In einer Zeit vor 'Corona' und den damit verhängten Kontaktsperren reisten 59 Bürger aus Sandhausen gemeinsam mit dem Organisator und Gemeinderat Jürgen Rüttinger in eine der schönsten Städte des Ostens - nach Dresden.
Bereits in den frühen Morgenstunden nach Fasching haben wir uns auf dem Festplatz zur Abfahrt getroffen. Kaum war das Gepäck im Bus verladen, wurden wir von starken Schneeschauern überrascht und schließlich bis Nürnberg begleitet. Pünktlich zum Frühstück hatte Petrus Erbarmen mit uns und stellte die Schneeschauer ein, so dass wir auf einem zugeschneiten Rastplatz inmitten einer Schneelandschaft unsere Frühstückspause einlegen konnten.

Gut gestärkt und in bester Stimmung setzten wir unsere Reise nach Dresden fort. Einige Bingo- Runden sowie ein Rätzel-Quiz verkürzten hierbei erheblich die Reisezeit.
In Dresden angekommen bezogen wir unser Hotel inmitten der bekannten Prager Straße, das von zahlreichen Restaurants, Bars und Einkaufsmöglichkeiten umgeben war. Kein Wunder, dass diese Straße schon zu Zeiten der damaligen DDR die Einkaufspassage des Ostens war. Wir haben uns gleich wohl gefühlt. Während sich einige auf ihr Zimmer zurück- zogen, um ein Nickerchen zu machen, zog es die anderen zum Flanieren in die Stadt. Zum Abendessen haben wir uns dann gemeinsam im Hotel-Restaurant eingefunden. Hierbei wurden viele Gespräche über den Osten insgesamt geführt sowie die ersten Eindrücke über Dresden ausgetauscht. Im Anschluss ließen einige den Abend an der Hotelbar ausklingen, während sich ein Teil von uns ins Dresdner Abendleben stürzte.
Die Nacht überstanden, das Frühstück verzehrt, stand der erste Programmpunkt auf dem Tagesplan: der Besuch der Dresdner Semperoper. In einer 90minütigen Führung konnten wir die weltbekannte Semperoper erkunden. Speziell zu erwähnen sind hier die besonderen Verkleidungen innerhalb des Gebäudes. Aufgrund der damaligen Zerstörung und den damit verbundenen Bränden verzichtete man beim Wiederaufbau auf Holz und setzte eher auf Beton und Gips. Diese Materialien wurden im Anschluss weiter behandelt und strahlen eine gemütliche Holzoptik aus. Genauso wurde beim Restaurieren der Säulen im Foyer vorgegangen.

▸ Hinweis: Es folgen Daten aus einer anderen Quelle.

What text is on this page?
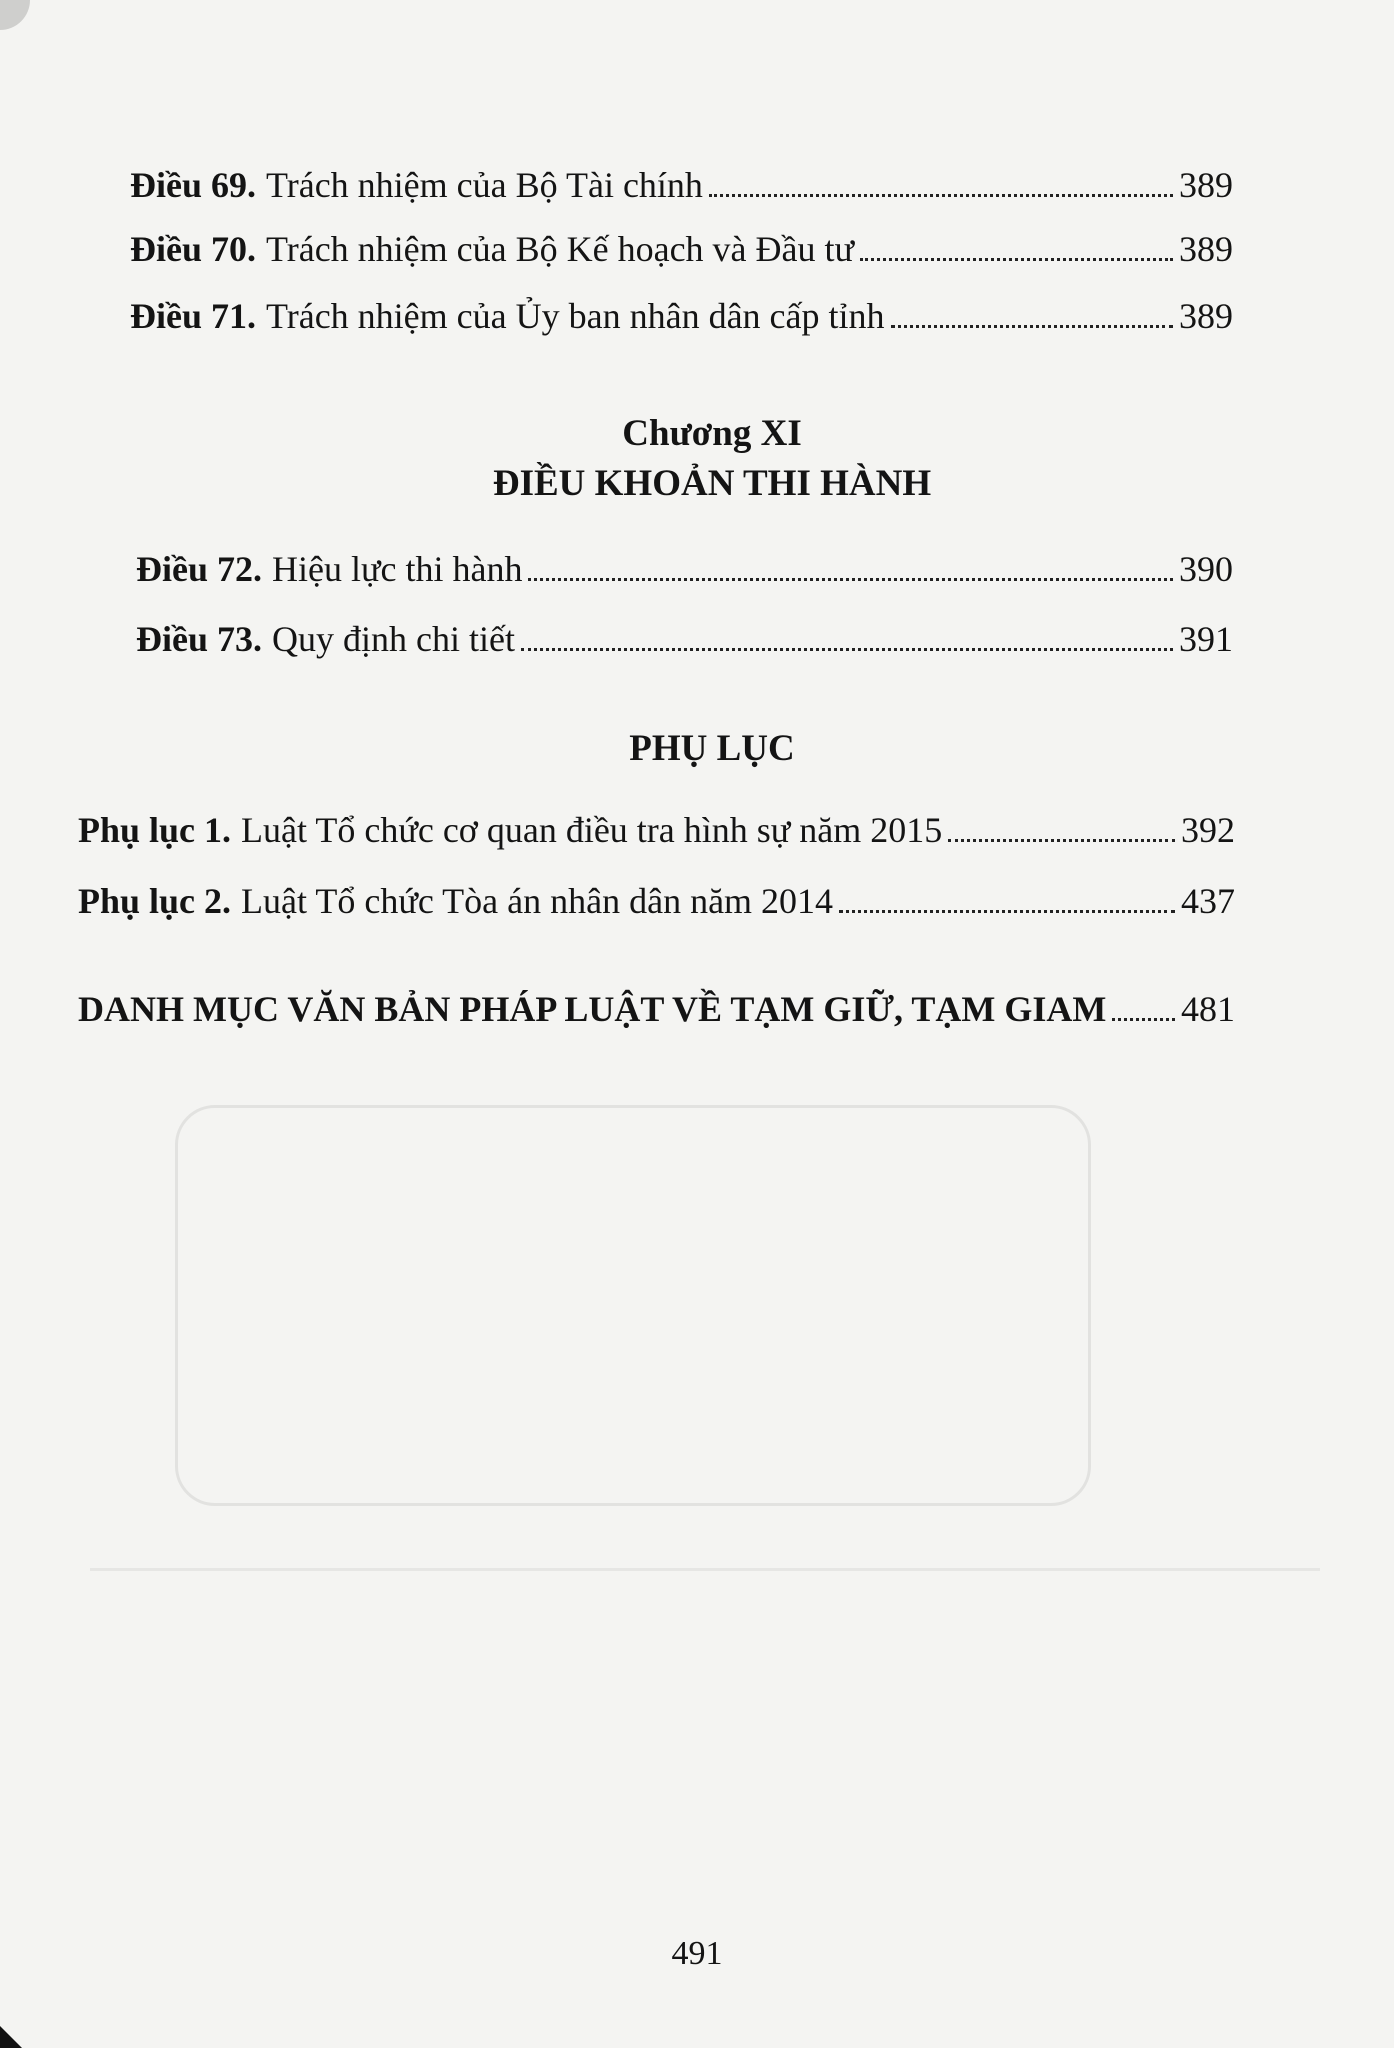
Điều 69. Trách nhiệm của Bộ Tài chính	389
Điều 70. Trách nhiệm của Bộ Kế hoạch và Đầu tư	389
Điều 71. Trách nhiệm của Ủy ban nhân dân cấp tỉnh	389
Chương XI
ĐIỀU KHOẢN THI HÀNH
Điều 72. Hiệu lực thi hành	390
Điều 73. Quy định chi tiết	391
PHỤ LỤC
Phụ lục 1. Luật Tổ chức cơ quan điều tra hình sự năm 2015	392
Phụ lục 2. Luật Tổ chức Tòa án nhân dân năm 2014	437
DANH MỤC VĂN BẢN PHÁP LUẬT VỀ TẠM GIỮ, TẠM GIAM 481
491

Nach dieser beeindruckenden Führung machten wir uns auf den Weg zur dreistündigen Stadtrundfahrt. Von der Semperoper aus vorbei am Grünen Gewölbe setzten wir unsere Fahrt Richtung Zwingerteich fort. Das Terrassenufer erreicht, fuhren wir weiter Richtung Hygiene-Museum und Hallenbad, vorbei am Rudolf-Harbig–Stadion. Wir erblickten den Großen Garten und direkt dahinter die Gläserne Manufaktur von VW. Über das Elbufer fuhren wir weiter Richtung Blasewitz, vorbei an den drei Elbschlössern Albrechtsberg, Lingner Schloss und Schloss Eckberg zum Blauen Wunder. Weiter ging es zur Pfundmolkerei und anschließend zum alten Wasserwerk an der Elbe. Über den Stadtteil Neustadt fuhren wir über die Carola-Brücke zum Striezel-Markt.
Leider musste auch unsere interessante Stadtrundfahrt einmal ihr Ende finden. Wir steuerten den nächsten Programmpunkt, den Dresdener Landtag, an. Die beiden SPD-Landtagsabeordneten Simone Lang und Frank Richter erwarteten uns bereits. Im Rahmen eines gemeinsamen Gespräches tauschten wir uns über die Sächsische und Baden-Württembergische Politik aus. Ein gemeinsamer Imbiss rundete den Besuch ab, bevor wir uns den Plenarsaal des Sächsischen Landtags anschauten.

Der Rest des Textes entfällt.